Something similar happened once when I stayed at my best friend H’s house. In the morning she asked her mother to wake me up for breakfast. Her mother returned calmly and said, she is already awake, she is lying there looking around. When they both entered the room together she discovered the misunderstanding caused by H's laughs. I was simply sleeping, like someone who had quietly left the world during the night and had not yet informed anyone.
The irony is that during the day I also forget to blink properly, which has given me a lovely degree three astigmatism from constant dryness and forced me to wear glasses since childhood. Of course I refuse to tell anyone I wear glasses because some irrational part of my personality has decided that depending on anything somehow feels weak. So instead I simply walk around half blind, which means my visual system currently operates in a very balanced way. At night I stare at people while unconscious, and during the day I keep staring in order to see.
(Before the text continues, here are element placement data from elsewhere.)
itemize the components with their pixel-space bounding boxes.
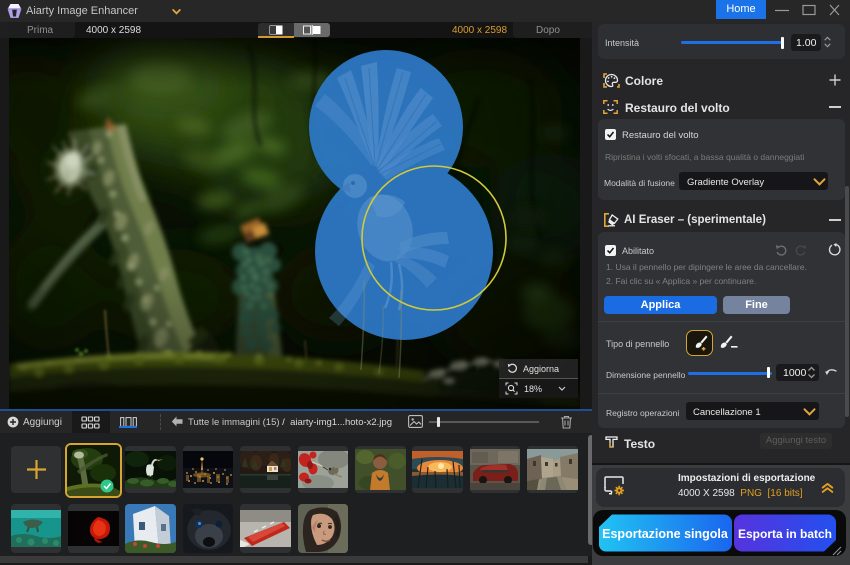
svg-text:Esporta in batch: Esporta in batch [738, 527, 832, 541]
svg-text:Esportazione singola: Esportazione singola [602, 527, 729, 541]
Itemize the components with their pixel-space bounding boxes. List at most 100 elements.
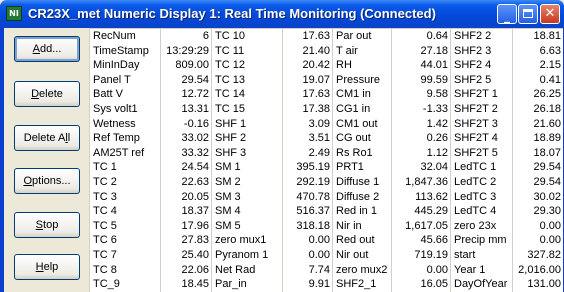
field-label[interactable]: SM 2	[212, 175, 282, 190]
field-value[interactable]: 18.07	[513, 145, 563, 161]
field-label[interactable]: TC 1	[90, 160, 160, 176]
field-label[interactable]: TC 15	[212, 102, 282, 117]
field-value[interactable]: 17.63	[283, 29, 332, 44]
field-value[interactable]: 17.38	[283, 102, 332, 117]
field-value[interactable]: 0.64	[392, 29, 450, 44]
field-label[interactable]: SHF2T 3	[451, 116, 512, 132]
field-value[interactable]: 16.05	[392, 277, 450, 292]
field-label[interactable]: LedTC 4	[451, 204, 512, 220]
field-value[interactable]: 3.51	[283, 131, 332, 147]
field-label[interactable]: TimeStamp	[90, 43, 160, 59]
field-value[interactable]: 2.49	[283, 145, 332, 161]
field-label[interactable]: MinInDay	[90, 58, 160, 74]
field-label[interactable]: TC_9	[90, 277, 160, 292]
field-label[interactable]: zero 23x	[451, 218, 512, 234]
field-label[interactable]: TC 10	[212, 29, 282, 44]
app-icon[interactable]: NI	[6, 6, 22, 21]
field-label[interactable]: TC 4	[90, 204, 160, 220]
field-label[interactable]: TC 3	[90, 189, 160, 205]
field-label[interactable]: SM 1	[212, 160, 282, 176]
field-label[interactable]: RecNum	[90, 29, 160, 44]
title-bar[interactable]: NI CR23X_met Numeric Display 1: Real Tim…	[0, 0, 564, 28]
field-label[interactable]: CG out	[333, 131, 391, 147]
field-value[interactable]: 0.00	[513, 233, 563, 249]
field-label[interactable]: TC 7	[90, 248, 160, 263]
field-label[interactable]: LedTC 2	[451, 175, 512, 190]
field-label[interactable]: SHF2 5	[451, 72, 512, 88]
field-value[interactable]: 24.54	[161, 160, 211, 176]
field-value[interactable]: 29.54	[513, 160, 563, 176]
field-value[interactable]: 33.02	[161, 131, 211, 147]
field-label[interactable]: SHF2 2	[451, 29, 512, 44]
field-value[interactable]: 30.02	[513, 189, 563, 205]
field-value[interactable]: 33.32	[161, 145, 211, 161]
field-label[interactable]: DayOfYear	[451, 277, 512, 292]
field-label[interactable]: Ref Temp	[90, 131, 160, 147]
field-label[interactable]: CG1 in	[333, 102, 391, 117]
field-value[interactable]: 29.54	[513, 175, 563, 190]
field-label[interactable]: SM 5	[212, 218, 282, 234]
field-label[interactable]: start	[451, 248, 512, 263]
field-label[interactable]: Batt V	[90, 87, 160, 103]
field-value[interactable]: 6	[161, 29, 211, 44]
field-value[interactable]: 29.30	[513, 204, 563, 220]
field-label[interactable]: TC 12	[212, 58, 282, 74]
field-label[interactable]: Precip mm	[451, 233, 512, 249]
field-label[interactable]: TC 14	[212, 87, 282, 103]
field-label[interactable]: SHF2 3	[451, 43, 512, 59]
field-value[interactable]: 0.00	[283, 248, 332, 263]
delete-all-button[interactable]: Delete All	[14, 125, 80, 151]
field-value[interactable]: 292.19	[283, 175, 332, 190]
field-label[interactable]: SHF2_1	[333, 277, 391, 292]
field-value[interactable]: 327.82	[513, 248, 563, 263]
field-value[interactable]: 809.00	[161, 58, 211, 74]
field-value[interactable]: 18.45	[161, 277, 211, 292]
field-label[interactable]: CM1 out	[333, 116, 391, 132]
minimize-button[interactable]: _	[497, 4, 517, 24]
field-value[interactable]: 131.00	[513, 277, 563, 292]
field-value[interactable]: 26.18	[513, 102, 563, 117]
field-label[interactable]: T air	[333, 43, 391, 59]
field-value[interactable]: 395.19	[283, 160, 332, 176]
field-label[interactable]: zero mux2	[333, 262, 391, 278]
field-value[interactable]: 32.04	[392, 160, 450, 176]
field-value[interactable]: 18.89	[513, 131, 563, 147]
field-value[interactable]: 12.72	[161, 87, 211, 103]
field-value[interactable]: 27.18	[392, 43, 450, 59]
field-value[interactable]: 0.26	[392, 131, 450, 147]
field-label[interactable]: Panel T	[90, 72, 160, 88]
field-label[interactable]: Diffuse 1	[333, 175, 391, 190]
field-label[interactable]: Pressure	[333, 72, 391, 88]
field-label[interactable]: AM25T ref	[90, 145, 160, 161]
field-value[interactable]: 22.06	[161, 262, 211, 278]
field-label[interactable]: TC 6	[90, 233, 160, 249]
field-value[interactable]: 20.05	[161, 189, 211, 205]
field-value[interactable]: 9.58	[392, 87, 450, 103]
field-value[interactable]: 445.29	[392, 204, 450, 220]
field-label[interactable]: Red out	[333, 233, 391, 249]
field-value[interactable]: -0.16	[161, 116, 211, 132]
field-label[interactable]: SHF 3	[212, 145, 282, 161]
field-value[interactable]: 516.37	[283, 204, 332, 220]
field-value[interactable]: 1,847.36	[392, 175, 450, 190]
field-value[interactable]: 113.62	[392, 189, 450, 205]
field-value[interactable]: 27.83	[161, 233, 211, 249]
field-label[interactable]: Nir out	[333, 248, 391, 263]
field-label[interactable]: SHF2 4	[451, 58, 512, 74]
field-value[interactable]: 26.25	[513, 87, 563, 103]
field-value[interactable]: 3.09	[283, 116, 332, 132]
field-label[interactable]: LedTC 1	[451, 160, 512, 176]
field-label[interactable]: zero mux1	[212, 233, 282, 249]
field-value[interactable]: 0.00	[392, 262, 450, 278]
field-value[interactable]: 2.15	[513, 58, 563, 74]
field-value[interactable]: 13:29:29	[161, 43, 211, 59]
field-label[interactable]: SM 3	[212, 189, 282, 205]
field-value[interactable]: 44.01	[392, 58, 450, 74]
field-value[interactable]: 719.19	[392, 248, 450, 263]
field-value[interactable]: 0.00	[513, 218, 563, 234]
field-label[interactable]: SHF2T 2	[451, 102, 512, 117]
field-value[interactable]: 22.63	[161, 175, 211, 190]
field-value[interactable]: 25.40	[161, 248, 211, 263]
field-value[interactable]: 6.63	[513, 43, 563, 59]
field-label[interactable]: Par out	[333, 29, 391, 44]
Social etiquette is another battlefield. The small rituals of everyday interaction feel like a complicated choreography that everyone else memorized but nobody ever gave me the script for. When you greet someone do you kiss both cheeks, one cheek, two times, three times if they are French? I genuinely cannot keep up with it. Every greeting feels like improvising a diplomatic ceremony without preparation while everyone else seems to perform it perfectly.
Meanwhile the same brain that cannot memorize greeting rituals can remember extremely unnecessary details with perfect precision. I can tell you which wine should be paired with which dish like a sommelier in a Michelin restaurant. I know which spoon you are supposed to start with during a formal dinner, even though I will probably spend half the dinner secretly judging the spoon.
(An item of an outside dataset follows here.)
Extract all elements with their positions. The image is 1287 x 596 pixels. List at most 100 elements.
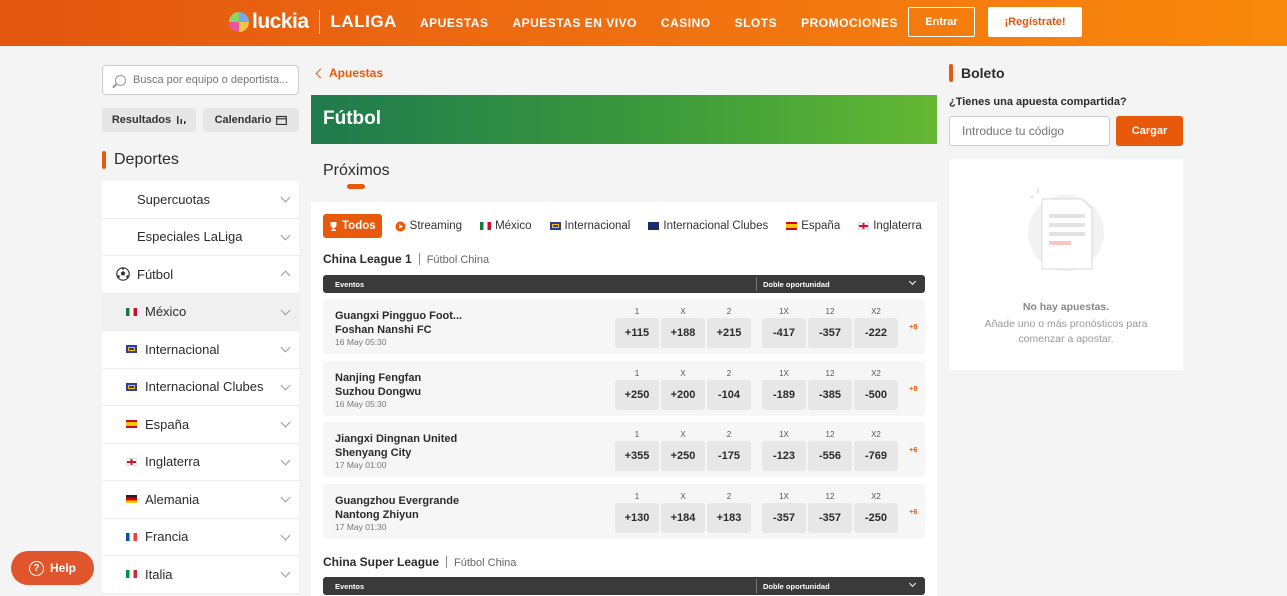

Food itself is another adventure. Not only flavors but textures. Certain textures simply offend my nervous system. Paper coffee cups are one of them. If someone hands me a drink in one of those cups I instinctively hold it like it might explode. I am pescatarian for 20 years been simple because the meat smell like animal and chicken has a weird texture, nothing to do with ethics. Hair is even worse. Even mentioning it gives me the ick. I have kept my hair short since I was three years old simply because I cannot tolerate hair touching my skin. If someone’s hair brushes against my arm I react like a cat that accidentally stepped in water and feels like vomit, which as you can imagine creates many very elegant social moments.
When I am alone I can remain completely silent. Days can pass without saying a single word. But the moment I step outside and meet friends something switches on. One sentence leads to another story, which leads to another observation, which connects to another completely unrelated thought, and before I realize it I have been talking non stop like a podcast nobody pressed pause on.
From the outside this probably looks chaotic. Inside my head there is actually a system. It is simply a very loud one. And now that I read what I just wrote I realize something else. This entire text jumps from topic to topic. Diagnosis, yachts, Dracula sleep, shoelaces, wine etiquette, paper cups. Which, if we are being honest, this is probably the most accurate demonstration of ADHD I could have written.
People sometimes ask what ADHD feels like, expecting a tragic explanation. But the truth is much less dramatic. It is actually quite funny if you understand the language. Sometimes those spirals produce chaos. Sometimes they produce strange stories.
And occasionally they produce a woman who cannot open a bag of chips without scissors but somehow manages to learn Chinese in six months.
Which, if you ask me, is a perfectly acceptable trade.